Both have vivid, anxious dreams, the effects of which linger after waking. With such fights with the itch fiend before sleep and such frightful dreams during sleep, it’s no wonder that both are tired in the morning and sleepy all the day time. When Psorinum was a child, he would fret all night and be as lively as ever the next day; even in adult life, he is not so tired in the morning as Sulphur.

It is day time.
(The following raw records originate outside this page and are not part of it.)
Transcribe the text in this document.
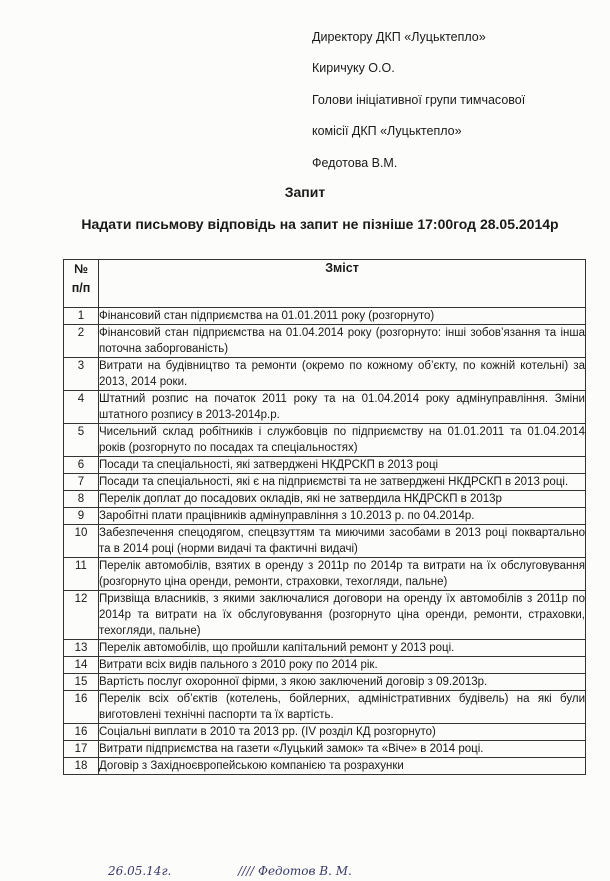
Директору ДКП «Луцьктепло»
Киричуку О.О.
Голови ініціативної групи тимчасової
комісії ДКП «Луцьктепло»
Федотова В.М.
Запит
Надати письмову відповідь на запит не пізніше 17:00год 28.05.2014р
№
п/п	Зміст
1	Фінансовий стан підприємства на 01.01.2011 року (розгорнуто)
2	Фінансовий стан підприємства на 01.04.2014 року (розгорнуто: інші зобов’язання та інша поточна заборгованість)
3	Витрати на будівництво та ремонти (окремо по кожному об’єкту, по кожній котельні) за 2013, 2014 роки.
4	Штатний розпис на початок 2011 року та на 01.04.2014 року адмінуправління. Зміни штатного розпису в 2013-2014р.р.
5	Чисельний склад робітників і службовців по підприємству на 01.01.2011 та 01.04.2014 років (розгорнуто по посадах та спеціальностях)
6	Посади та спеціальності, які затверджені НКДРСКП в 2013 році
7	Посади та спеціальності, які є на підприємстві та не затверджені НКДРСКП в 2013 році.
8	Перелік доплат до посадових окладів, які не затвердила НКДРСКП в 2013р
9	Заробітні плати працівників адмінуправління з 10.2013 р. по 04.2014р.
10	Забезпечення спецодягом, спецвзуттям та миючими засобами в 2013 році поквартально та в 2014 році (норми видачі та фактичні видачі)
11	Перелік автомобілів, взятих в оренду з 2011р по 2014р та витрати на їх обслуговування (розгорнуто ціна оренди, ремонти, страховки, техогляди, пальне)
12	Призвіща власників, з якими заключалися договори на оренду їх автомобілів з 2011р по 2014р та витрати на їх обслуговування (розгорнуто ціна оренди, ремонти, страховки, техогляди, пальне)
13	Перелік автомобілів, що пройшли капітальний ремонт у 2013 році.
14	Витрати всіх видів пального з 2010 року по 2014 рік.
15	Вартість послуг охоронної фірми, з якою заключений договір з 09.2013р.
16	Перелік всіх об’єктів (котелень, бойлерних, адміністративних будівель) на які були виготовлені технічні паспорти та їх вартість.
16	Соціальні виплати в 2010 та 2013 рр. (IV розділ КД розгорнуто)
17	Витрати підприємства на газети «Луцький замок» та «Віче» в 2014 році.
18	Договір з Західноєвропейською компанією та розрахунки
26.05.14г.	//// Федотов В. М.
Sulphur and Psorinum are yawning with sleepiness, so we will tiptoe out hoping the day will give them what the night refused, a restful nap.

Frederica E. Gladwin
Frederica E Gladwin was born in 1856 in rural Connecticut. She initially trained to be a teacher. She came across homeopathy and studied medicine, graduating from the University of Missouri. She continued her studies under Kent and was one of his greatest followers. She helped him in putting part of his repertory together and corrected some mistakes in earlier editions.
She was one of the first students to graduate from the Philadelphia Post-Graduate School of Homeopathy and served at the school as Clinician, Professor of Children's Diseases and Professor of Repertory. She taught from 1933 until her health failed. She also taught Pierre Schmidt how to use the repertory.
Her accomplishments include being one of the founders of the American Foundation of Homeopath. She was a frequent contributor of articles, many of which are printed in the Homeopathic Recorder. She died on May 7, 1931.